Weeks passed interminably into months.  Doubtlessly General Hammond was waiting to be called into the infirmary and handed a letter of resignation from the languishing patient, but for once Jack couldn't bring himself to retire.  To leave this place would be to sever ties with the last worthwhile things in his life and to lose forever the most profound parts of Sam Carter's legacy. 

Frasier continually tried to get him to talk about the attack, passing it off as having cathartic medicinal value.  Jack explained with clinical professionalism how he had led them all unblinkingly into the ambush, how they had been tied and beaten down, but stopped just short of describing Carter's final act of defiance.  When the doctor pressed, Jack simply told her that he had been knocked unconscious by that point and had seen nothing.  If Teal'c knew about Jack's lie, he never let on.  As time slipped away and Jack continued to heal, he was almost able to convince himself that it was true, that he hadn't seen anything.  That all he had to deal with was the plain facts of her death and not the scalding image of her sightless eyes forever emblazoned on his mind.

Six months after Carter's funeral, Frasier allowed him to return to light duty.  Two weeks later, Lieutenant Peter Adamich was added to SG-1.  Adamich, who - bless George Hammond's infinite wisdom - shared no physical or mental characteristic with Carter, however small.  Finally, the General okayed this new team for a brief, standard recon mission to an uninhabited planet.

Of course, they were all standard until the very real inhabitants tried to kill you...

The mission had gone off without a hitch, but the indelible sensation of 'Gate travel reawakened a torrent of emotion in Jack, stirring the few memories he had been trying to deny.  The small, resolute nod.  The cacophony of bullets.  The wound, the ruined skull, the blonde hair dyed bright red with blood.  The guilt, like needles in his eyes, that he couldn't have done anything to stop it.  That seemed unreasonable and counterproductive - after all, why feel guilty over something that was out of your control? - but Jack had never needed a good reason to feel accountable, especially when it came to those whom he loved.  That night his last thought before shifting into troubled sleep was the mortal weight of that responsibility.  And the next night, when he dreamed of Charlie, of his dead son standing at the foot of his bed and mouthing soundless words, he knew what was expected of him.

The next scheduled mission was P6X-015, a fermented debris field, a planet laid waste by a long-forgotten war.  All signs of life had been blasted from its surface, replaced with the scorched skeletons of metal monsters.  The planet's sky was foul and soupy with latent poisons, and its two gargantuan moons were dimpled with impact craters and smudged with dead arsenals.  Jack sent Jonas, Teal'c, and Adamich on ahead, watching them leave with a strange mixture of longing and respect.  They were good men, all of them.  They deserved better, just like Carter had.
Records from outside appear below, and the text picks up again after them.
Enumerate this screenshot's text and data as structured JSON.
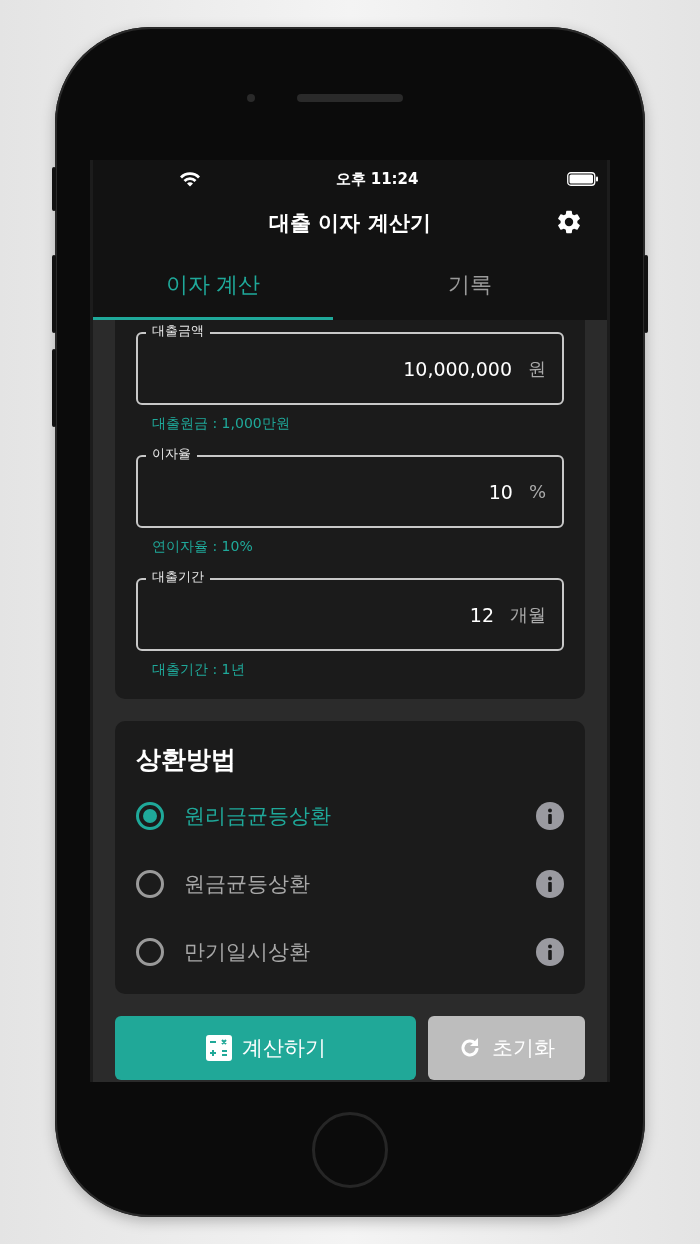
{
  "status_bar": {
    "time": "오후 11:24"
  },
  "header": {
    "title": "대출 이자 계산기"
  },
  "tabs": [
    {
      "label": "이자 계산",
      "selected": true
    },
    {
      "label": "기록",
      "selected": false
    }
  ],
  "fields": [
    {
      "label": "대출금액",
      "value": "10,000,000",
      "unit": "원",
      "helper": "대출원금 : 1,000만원"
    },
    {
      "label": "이자율",
      "value": "10",
      "unit": "%",
      "helper": "연이자율 : 10%"
    },
    {
      "label": "대출기간",
      "value": "12",
      "unit": "개월",
      "helper": "대출기간 : 1년"
    }
  ],
  "repayment": {
    "title": "상환방법",
    "options": [
      {
        "label": "원리금균등상환",
        "selected": true
      },
      {
        "label": "원금균등상환",
        "selected": false
      },
      {
        "label": "만기일시상환",
        "selected": false
      }
    ]
  },
  "buttons": [
    {
      "kind": "calculate",
      "label": "계산하기"
    },
    {
      "kind": "reset",
      "label": "초기화"
    }
  ]
}
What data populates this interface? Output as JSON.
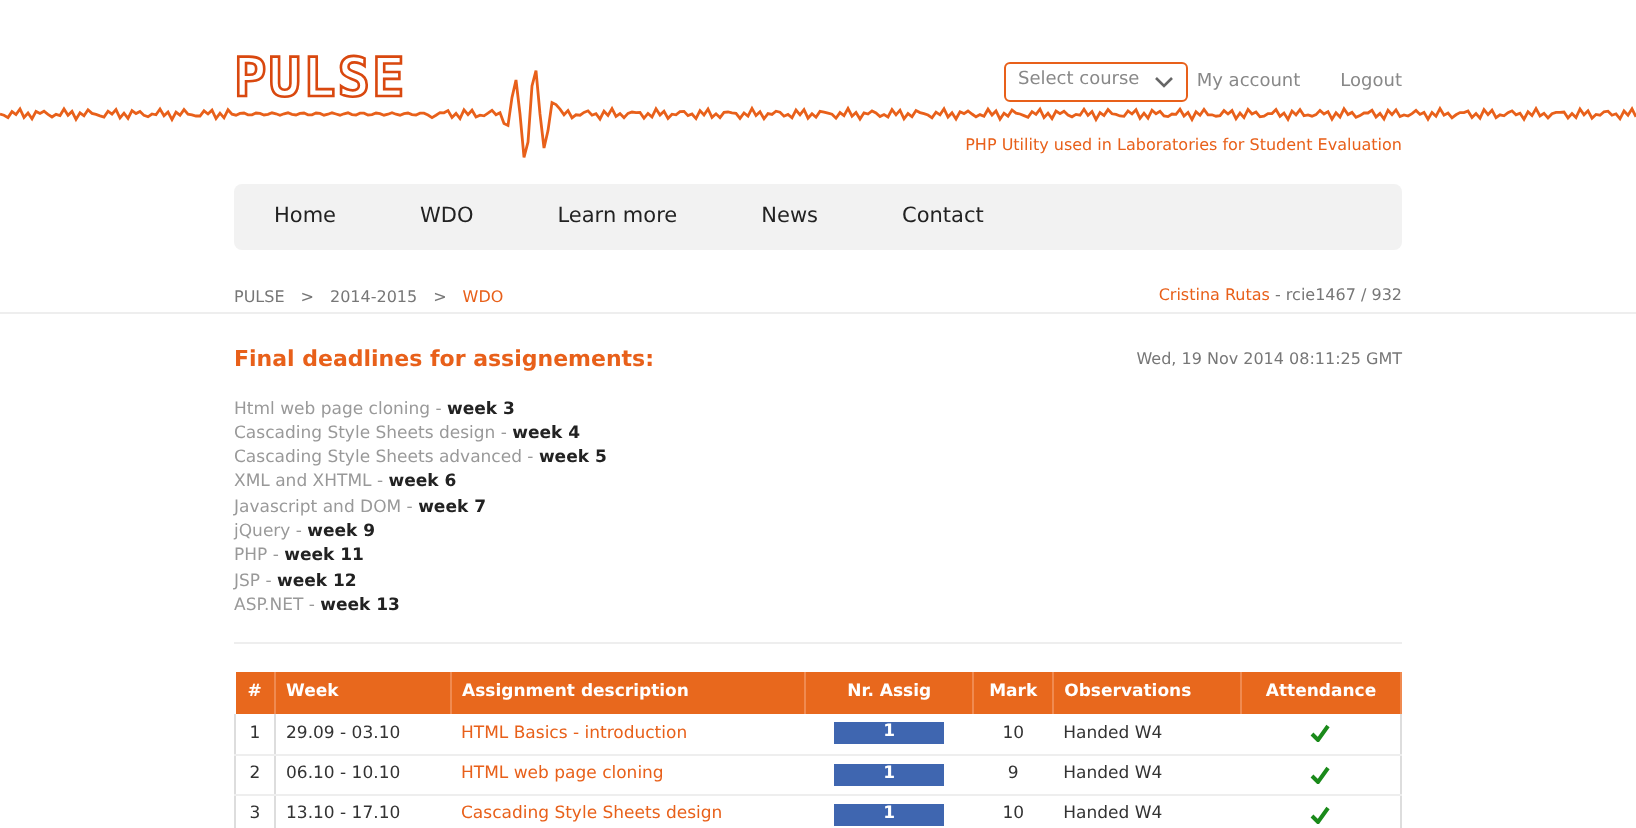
{
  "logo": "PULSE",
  "course_select": {
    "placeholder": "Select course"
  },
  "account_links": [
    "My account",
    "Logout"
  ],
  "tagline": "PHP Utility used in Laboratories for Student Evaluation",
  "nav": [
    {
      "label": "Home"
    },
    {
      "label": "WDO"
    },
    {
      "label": "Learn more"
    },
    {
      "label": "News"
    },
    {
      "label": "Contact"
    }
  ],
  "breadcrumb": [
    {
      "label": "PULSE",
      "current": false
    },
    {
      "label": "2014-2015",
      "current": false
    },
    {
      "label": "WDO",
      "current": true
    }
  ],
  "breadcrumb_separator": ">",
  "user": {
    "name": "Cristina Rutas",
    "id": "- rcie1467 / 932"
  },
  "heading": "Final deadlines for assignements:",
  "timestamp": "Wed, 19 Nov 2014 08:11:25 GMT",
  "deadlines": [
    {
      "topic": "Html web page cloning -",
      "week": "week 3"
    },
    {
      "topic": "Cascading Style Sheets design -",
      "week": "week 4"
    },
    {
      "topic": "Cascading Style Sheets advanced -",
      "week": "week 5"
    },
    {
      "topic": "XML and XHTML -",
      "week": "week 6"
    },
    {
      "topic": "Javascript and DOM -",
      "week": "week 7"
    },
    {
      "topic": "jQuery -",
      "week": "week 9"
    },
    {
      "topic": "PHP -",
      "week": "week 11"
    },
    {
      "topic": "JSP -",
      "week": "week 12"
    },
    {
      "topic": "ASP.NET -",
      "week": "week 13"
    }
  ],
  "table": {
    "columns": [
      "#",
      "Week",
      "Assignment description",
      "Nr. Assig",
      "Mark",
      "Observations",
      "Attendance"
    ],
    "rows": [
      {
        "num": "1",
        "week": "29.09 - 03.10",
        "description": "HTML Basics - introduction",
        "nr_assig": "1",
        "mark": "10",
        "observations": "Handed W4",
        "attended": true
      },
      {
        "num": "2",
        "week": "06.10 - 10.10",
        "description": "HTML web page cloning",
        "nr_assig": "1",
        "mark": "9",
        "observations": "Handed W4",
        "attended": true
      },
      {
        "num": "3",
        "week": "13.10 - 17.10",
        "description": "Cascading Style Sheets design",
        "nr_assig": "1",
        "mark": "10",
        "observations": "Handed W4",
        "attended": true
      }
    ]
  }
}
He left his equipment lying on the sooty ground, brought out his handgun, and studied it.  If there was anything about this he would regret, it would be the mess he left behind.  The others would hear the single shot, and they would know, and when they rushed back to him what they saw would probably always lurk in a corner of their minds.  He supposed that he could use a Zat instead, that he could squeeze the trigger two or even three times before losing possession of his faculties, but somehow the M9 seemed so much more appropriate.  The bullet inside, waiting for release, was the one that had rightfully been his eight months ago, the one Carter had refused to feed him to save her own life.

As the weak, distant sun hid behind the more charred of the two moons, Jack raised the weapon to his head and closed his eyes.  It wasn't a coward's way out of overwhelming grief, he told himself.  It was justice.  It was retribution.  It was a misguided plea for forgiveness to a God he had shut out of his soul on that fateful day.
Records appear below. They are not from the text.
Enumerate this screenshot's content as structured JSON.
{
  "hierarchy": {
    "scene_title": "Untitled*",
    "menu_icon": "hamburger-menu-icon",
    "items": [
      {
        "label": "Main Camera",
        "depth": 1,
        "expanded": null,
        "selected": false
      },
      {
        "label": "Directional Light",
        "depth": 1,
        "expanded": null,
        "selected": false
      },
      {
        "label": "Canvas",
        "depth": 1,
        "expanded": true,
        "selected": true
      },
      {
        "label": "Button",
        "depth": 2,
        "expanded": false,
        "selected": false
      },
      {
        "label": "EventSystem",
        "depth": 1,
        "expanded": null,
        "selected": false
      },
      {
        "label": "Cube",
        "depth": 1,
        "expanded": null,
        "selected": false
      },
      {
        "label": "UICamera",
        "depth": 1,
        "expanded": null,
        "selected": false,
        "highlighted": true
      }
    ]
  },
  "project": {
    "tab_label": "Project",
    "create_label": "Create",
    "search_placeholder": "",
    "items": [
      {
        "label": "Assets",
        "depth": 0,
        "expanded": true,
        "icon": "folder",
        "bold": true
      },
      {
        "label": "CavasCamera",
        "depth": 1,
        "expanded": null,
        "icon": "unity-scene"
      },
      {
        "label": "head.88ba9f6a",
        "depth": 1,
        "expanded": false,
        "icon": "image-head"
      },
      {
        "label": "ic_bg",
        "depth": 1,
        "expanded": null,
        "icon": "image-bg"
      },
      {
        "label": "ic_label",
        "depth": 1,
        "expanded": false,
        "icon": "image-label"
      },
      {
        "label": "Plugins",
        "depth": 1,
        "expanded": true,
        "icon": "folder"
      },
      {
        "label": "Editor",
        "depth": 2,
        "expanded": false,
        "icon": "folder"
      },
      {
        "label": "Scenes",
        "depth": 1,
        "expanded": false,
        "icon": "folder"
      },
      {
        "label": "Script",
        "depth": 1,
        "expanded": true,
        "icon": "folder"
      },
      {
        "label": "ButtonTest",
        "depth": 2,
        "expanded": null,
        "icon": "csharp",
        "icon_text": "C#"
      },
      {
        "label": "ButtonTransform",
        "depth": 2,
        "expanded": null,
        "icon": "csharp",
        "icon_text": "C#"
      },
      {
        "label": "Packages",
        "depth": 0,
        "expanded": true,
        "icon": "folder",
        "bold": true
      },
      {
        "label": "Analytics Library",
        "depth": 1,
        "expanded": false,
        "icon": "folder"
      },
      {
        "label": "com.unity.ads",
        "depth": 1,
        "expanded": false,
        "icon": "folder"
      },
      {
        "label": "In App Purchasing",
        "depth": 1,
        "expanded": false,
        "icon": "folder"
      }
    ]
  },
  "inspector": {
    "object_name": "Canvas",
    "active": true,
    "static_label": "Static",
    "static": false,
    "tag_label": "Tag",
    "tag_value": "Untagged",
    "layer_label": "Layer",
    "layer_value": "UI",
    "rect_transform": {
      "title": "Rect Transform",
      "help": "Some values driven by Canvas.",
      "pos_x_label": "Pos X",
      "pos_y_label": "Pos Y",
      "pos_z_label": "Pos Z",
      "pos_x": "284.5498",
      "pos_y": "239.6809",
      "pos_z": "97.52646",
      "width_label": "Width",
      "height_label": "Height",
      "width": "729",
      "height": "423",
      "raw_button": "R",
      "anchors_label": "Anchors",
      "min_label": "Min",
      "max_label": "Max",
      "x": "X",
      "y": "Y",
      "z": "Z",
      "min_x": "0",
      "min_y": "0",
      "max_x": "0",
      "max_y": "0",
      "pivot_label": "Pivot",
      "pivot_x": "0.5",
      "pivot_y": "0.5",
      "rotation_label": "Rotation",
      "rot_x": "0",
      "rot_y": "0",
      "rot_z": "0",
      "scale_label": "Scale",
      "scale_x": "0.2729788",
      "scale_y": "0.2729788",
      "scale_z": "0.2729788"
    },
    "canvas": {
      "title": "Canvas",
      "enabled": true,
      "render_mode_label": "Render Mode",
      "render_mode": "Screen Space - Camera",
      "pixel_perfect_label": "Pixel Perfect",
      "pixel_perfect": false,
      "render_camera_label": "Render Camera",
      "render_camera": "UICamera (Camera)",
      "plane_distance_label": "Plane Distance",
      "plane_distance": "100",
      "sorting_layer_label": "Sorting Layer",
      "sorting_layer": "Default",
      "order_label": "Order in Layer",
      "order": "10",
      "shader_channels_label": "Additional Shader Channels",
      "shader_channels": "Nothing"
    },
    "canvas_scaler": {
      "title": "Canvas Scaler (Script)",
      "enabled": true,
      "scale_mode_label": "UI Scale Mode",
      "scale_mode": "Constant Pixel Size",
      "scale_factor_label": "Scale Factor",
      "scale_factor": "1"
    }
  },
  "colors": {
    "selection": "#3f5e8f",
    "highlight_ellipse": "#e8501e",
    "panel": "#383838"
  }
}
And then... a strange feeling spreading over him, starting at his right hand and moving out.  A whiff of a pure, fresh breeze.  A warmth, not from the reemerging sun, but from somewhere much closer and much more startling.

Jack's eyes open, not focusing on my face, because I'm as invisible to him now as I was when he stepped foot on this world moments ago.  The hand holding the gun drops slowly to his side, and his expression is filled with amazed confusion as he looks from side to side.  I know that he is seeing what I've seen: not the ruined, battle-scarred planet that actually exists, but my idealized rendition of this world - the plants, the trees, the perfect sky - the past or maybe future version of this very spot.  The gun falls to the ground, forgotten, but I don't release his hand.

"Sam?" he asks, his voice nothing but an awed whisper, still taking in his surroundings, gazing all around him like a blind man miraculously healed.  A man who had led less of a paranormal life might doubt what he was seeing, or refuse to accept why, but it's amazing what else belief in extraterrestrial life opens your mind up to.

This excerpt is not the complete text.